Closing our scheduled religion coverage for the week, we note, re Reason to Hope:
We regret to advise that the 2018 Global Atheist Convention, Reason to Hope , has been cancelled.
If you are a ticket holder, you are entitled to a refund (including fees) and we will be in touch with you directly. More.
Apparently, Ayaan Hirsi Ali pulled out. Richard Dawkins and Salman Rushdie were expected, as were other atheist luminaries.
The cited reason was poor ticket sales.
Poor ticket sales don’t just happen. Is it possible that the public is losing interest in “bad boy” atheism, whether it is represented by profane Darwinian bloggers or high class hatemongers (religion as a “virus of the mind,” etc.)?
Apart from professional obligations, who cares to argue with these people? The natural instinct of a sensible person is, to paraphrase Oscar Wilde, suddenly recollect a subsequent engagement and, as inconspicuously as possible, find another table…

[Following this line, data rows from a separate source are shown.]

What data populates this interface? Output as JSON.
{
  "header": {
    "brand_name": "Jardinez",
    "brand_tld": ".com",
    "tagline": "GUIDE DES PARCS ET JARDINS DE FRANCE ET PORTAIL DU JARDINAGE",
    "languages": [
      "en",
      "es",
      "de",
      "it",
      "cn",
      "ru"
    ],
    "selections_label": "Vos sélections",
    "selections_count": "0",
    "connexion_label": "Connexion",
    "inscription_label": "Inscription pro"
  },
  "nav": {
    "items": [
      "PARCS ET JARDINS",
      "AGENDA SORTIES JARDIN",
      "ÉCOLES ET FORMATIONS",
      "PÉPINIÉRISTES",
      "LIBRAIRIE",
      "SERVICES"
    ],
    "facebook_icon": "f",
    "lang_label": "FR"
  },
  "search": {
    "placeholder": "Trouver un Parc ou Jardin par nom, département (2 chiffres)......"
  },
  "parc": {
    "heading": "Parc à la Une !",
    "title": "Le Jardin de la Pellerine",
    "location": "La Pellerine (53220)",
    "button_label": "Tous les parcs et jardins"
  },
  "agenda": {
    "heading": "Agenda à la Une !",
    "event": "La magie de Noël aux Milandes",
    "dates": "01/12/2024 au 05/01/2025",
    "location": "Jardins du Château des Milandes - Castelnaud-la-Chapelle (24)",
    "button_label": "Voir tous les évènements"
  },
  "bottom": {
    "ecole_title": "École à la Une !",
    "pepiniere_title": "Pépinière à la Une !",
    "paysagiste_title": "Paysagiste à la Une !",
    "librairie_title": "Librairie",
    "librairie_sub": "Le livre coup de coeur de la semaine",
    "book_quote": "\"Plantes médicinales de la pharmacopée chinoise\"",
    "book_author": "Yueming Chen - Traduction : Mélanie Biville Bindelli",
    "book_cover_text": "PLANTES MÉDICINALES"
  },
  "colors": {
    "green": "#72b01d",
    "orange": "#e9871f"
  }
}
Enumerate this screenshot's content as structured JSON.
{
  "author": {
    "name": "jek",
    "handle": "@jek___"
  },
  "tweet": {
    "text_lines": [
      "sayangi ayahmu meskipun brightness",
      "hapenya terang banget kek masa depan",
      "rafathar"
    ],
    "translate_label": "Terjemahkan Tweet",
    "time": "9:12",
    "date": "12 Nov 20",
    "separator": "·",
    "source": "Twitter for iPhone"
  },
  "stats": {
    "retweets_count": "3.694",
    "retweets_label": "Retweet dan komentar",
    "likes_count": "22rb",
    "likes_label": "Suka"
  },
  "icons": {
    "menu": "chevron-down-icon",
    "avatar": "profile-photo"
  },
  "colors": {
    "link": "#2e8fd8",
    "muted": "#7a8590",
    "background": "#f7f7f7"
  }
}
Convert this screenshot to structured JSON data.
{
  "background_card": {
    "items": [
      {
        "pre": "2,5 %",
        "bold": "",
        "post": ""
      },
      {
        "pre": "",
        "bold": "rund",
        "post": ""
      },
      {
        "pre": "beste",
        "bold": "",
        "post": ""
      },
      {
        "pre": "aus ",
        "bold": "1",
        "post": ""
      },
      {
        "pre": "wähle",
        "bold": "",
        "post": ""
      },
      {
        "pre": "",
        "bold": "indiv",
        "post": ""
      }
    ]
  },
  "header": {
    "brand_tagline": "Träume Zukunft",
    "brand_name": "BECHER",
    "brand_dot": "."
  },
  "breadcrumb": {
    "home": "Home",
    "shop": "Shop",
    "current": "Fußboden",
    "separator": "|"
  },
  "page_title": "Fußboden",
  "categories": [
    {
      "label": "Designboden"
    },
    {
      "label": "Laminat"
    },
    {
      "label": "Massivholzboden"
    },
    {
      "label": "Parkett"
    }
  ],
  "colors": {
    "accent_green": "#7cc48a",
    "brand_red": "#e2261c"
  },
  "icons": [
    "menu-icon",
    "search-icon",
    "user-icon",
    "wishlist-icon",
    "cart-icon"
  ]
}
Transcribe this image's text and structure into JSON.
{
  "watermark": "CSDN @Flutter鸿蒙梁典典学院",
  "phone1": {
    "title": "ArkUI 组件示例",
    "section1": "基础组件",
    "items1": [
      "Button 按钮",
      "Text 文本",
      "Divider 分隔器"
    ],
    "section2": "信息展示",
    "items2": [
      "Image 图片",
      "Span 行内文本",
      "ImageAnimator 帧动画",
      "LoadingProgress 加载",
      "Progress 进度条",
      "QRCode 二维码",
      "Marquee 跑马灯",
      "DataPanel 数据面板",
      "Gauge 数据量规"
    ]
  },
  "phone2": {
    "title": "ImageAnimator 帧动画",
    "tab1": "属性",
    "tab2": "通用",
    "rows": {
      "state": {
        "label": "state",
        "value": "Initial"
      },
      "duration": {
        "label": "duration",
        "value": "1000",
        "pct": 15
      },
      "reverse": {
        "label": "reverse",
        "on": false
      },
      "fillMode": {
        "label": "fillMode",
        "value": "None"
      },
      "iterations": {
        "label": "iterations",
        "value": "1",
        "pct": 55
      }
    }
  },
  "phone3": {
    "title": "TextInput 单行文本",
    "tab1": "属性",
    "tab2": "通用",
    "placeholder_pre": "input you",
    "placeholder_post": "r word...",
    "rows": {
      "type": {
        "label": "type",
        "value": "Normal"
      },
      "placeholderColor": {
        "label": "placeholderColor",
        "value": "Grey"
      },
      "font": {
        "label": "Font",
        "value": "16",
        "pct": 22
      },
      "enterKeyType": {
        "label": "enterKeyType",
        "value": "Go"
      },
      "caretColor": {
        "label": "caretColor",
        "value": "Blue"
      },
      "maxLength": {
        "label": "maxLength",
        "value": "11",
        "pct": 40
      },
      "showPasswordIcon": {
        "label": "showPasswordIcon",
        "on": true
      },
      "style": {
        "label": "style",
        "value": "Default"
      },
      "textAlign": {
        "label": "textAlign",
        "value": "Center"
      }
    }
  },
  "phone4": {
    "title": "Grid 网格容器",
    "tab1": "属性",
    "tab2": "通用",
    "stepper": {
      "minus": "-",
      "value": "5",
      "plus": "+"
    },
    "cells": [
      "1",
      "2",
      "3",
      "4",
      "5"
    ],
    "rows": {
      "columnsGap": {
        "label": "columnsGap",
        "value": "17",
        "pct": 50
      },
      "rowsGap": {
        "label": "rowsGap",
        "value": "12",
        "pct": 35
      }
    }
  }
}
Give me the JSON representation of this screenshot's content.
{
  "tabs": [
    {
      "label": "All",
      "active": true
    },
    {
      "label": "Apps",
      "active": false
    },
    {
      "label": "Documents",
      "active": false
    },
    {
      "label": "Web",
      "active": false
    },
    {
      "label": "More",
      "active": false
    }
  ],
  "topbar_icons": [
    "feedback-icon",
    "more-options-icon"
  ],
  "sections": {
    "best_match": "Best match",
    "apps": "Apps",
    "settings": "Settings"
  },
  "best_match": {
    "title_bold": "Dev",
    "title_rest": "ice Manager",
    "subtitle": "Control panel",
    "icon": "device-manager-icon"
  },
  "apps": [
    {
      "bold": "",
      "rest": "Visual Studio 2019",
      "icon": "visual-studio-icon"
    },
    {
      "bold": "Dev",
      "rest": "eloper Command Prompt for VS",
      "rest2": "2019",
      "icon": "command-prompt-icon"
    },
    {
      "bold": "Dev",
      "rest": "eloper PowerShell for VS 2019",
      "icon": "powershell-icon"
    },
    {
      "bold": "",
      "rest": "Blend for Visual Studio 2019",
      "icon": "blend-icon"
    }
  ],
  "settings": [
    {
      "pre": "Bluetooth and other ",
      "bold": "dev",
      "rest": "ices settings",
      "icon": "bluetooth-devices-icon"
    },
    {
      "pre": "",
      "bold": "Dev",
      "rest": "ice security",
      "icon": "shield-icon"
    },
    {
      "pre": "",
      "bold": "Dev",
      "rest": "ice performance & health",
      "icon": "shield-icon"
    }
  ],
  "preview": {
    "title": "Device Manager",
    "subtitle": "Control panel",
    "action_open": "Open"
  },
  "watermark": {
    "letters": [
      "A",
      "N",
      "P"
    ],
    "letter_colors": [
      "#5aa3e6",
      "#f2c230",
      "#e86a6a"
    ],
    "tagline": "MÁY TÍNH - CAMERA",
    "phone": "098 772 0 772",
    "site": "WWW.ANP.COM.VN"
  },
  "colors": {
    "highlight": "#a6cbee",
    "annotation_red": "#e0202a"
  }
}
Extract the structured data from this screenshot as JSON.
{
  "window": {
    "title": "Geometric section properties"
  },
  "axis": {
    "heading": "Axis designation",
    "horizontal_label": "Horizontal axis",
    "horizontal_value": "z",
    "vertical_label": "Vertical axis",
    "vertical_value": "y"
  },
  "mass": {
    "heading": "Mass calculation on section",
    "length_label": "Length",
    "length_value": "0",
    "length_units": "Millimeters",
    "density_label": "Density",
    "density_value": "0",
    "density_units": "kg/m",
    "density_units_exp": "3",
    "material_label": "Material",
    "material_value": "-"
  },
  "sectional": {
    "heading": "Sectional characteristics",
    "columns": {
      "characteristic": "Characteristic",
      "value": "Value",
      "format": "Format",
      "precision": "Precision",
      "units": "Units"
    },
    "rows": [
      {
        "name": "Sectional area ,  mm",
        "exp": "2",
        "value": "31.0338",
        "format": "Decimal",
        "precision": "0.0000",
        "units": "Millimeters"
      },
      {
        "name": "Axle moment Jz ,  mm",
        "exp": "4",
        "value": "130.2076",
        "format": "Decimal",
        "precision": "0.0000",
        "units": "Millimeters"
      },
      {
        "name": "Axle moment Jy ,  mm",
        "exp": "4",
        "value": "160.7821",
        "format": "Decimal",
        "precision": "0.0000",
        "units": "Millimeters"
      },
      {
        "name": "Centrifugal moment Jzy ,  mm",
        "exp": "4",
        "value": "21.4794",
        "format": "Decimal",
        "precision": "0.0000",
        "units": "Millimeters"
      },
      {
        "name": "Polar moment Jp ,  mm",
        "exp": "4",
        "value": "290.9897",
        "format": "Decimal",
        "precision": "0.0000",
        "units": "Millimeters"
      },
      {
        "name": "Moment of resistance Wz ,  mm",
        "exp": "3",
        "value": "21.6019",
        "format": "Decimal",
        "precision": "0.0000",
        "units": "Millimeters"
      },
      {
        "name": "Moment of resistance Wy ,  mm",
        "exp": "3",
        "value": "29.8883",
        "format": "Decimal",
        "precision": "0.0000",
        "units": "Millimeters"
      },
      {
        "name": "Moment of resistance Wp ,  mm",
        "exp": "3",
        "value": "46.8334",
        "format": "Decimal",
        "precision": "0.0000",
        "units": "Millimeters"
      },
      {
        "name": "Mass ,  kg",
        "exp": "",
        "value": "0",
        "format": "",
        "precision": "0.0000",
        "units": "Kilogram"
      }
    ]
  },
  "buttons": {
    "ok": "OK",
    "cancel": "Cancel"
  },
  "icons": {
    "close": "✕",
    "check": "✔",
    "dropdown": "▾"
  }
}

For instance, I know many Christian clergy who were point blank outraged by the “fatwa” against Salman Rushdie, representing as it does, an unhappy conjunction of mosque and state. But then we learn,
Rushdie once called religion a “poison in the blood”. He argued that respect for religion is not deserved:
“What is there to respect in any of this, or in any of the crimes now being committed almost daily around the world in religion’s dreaded name? How well, with what fatal results, religion erects totems, and how willing we are to kill for them.” More.
It would be useless to dwell on the fact that Stalin, Mao, and Pol Pot killed hundreds of millions of people on behalf of atheism. We are unlikely to see an honest analysis of atheism-driven mass slaughters among the Reason for Hope crowd. And Australia would be a long way for most people to travel without much hope of insight.
It will be interesting to see if there is a 2019 conference and, if so, what is planned.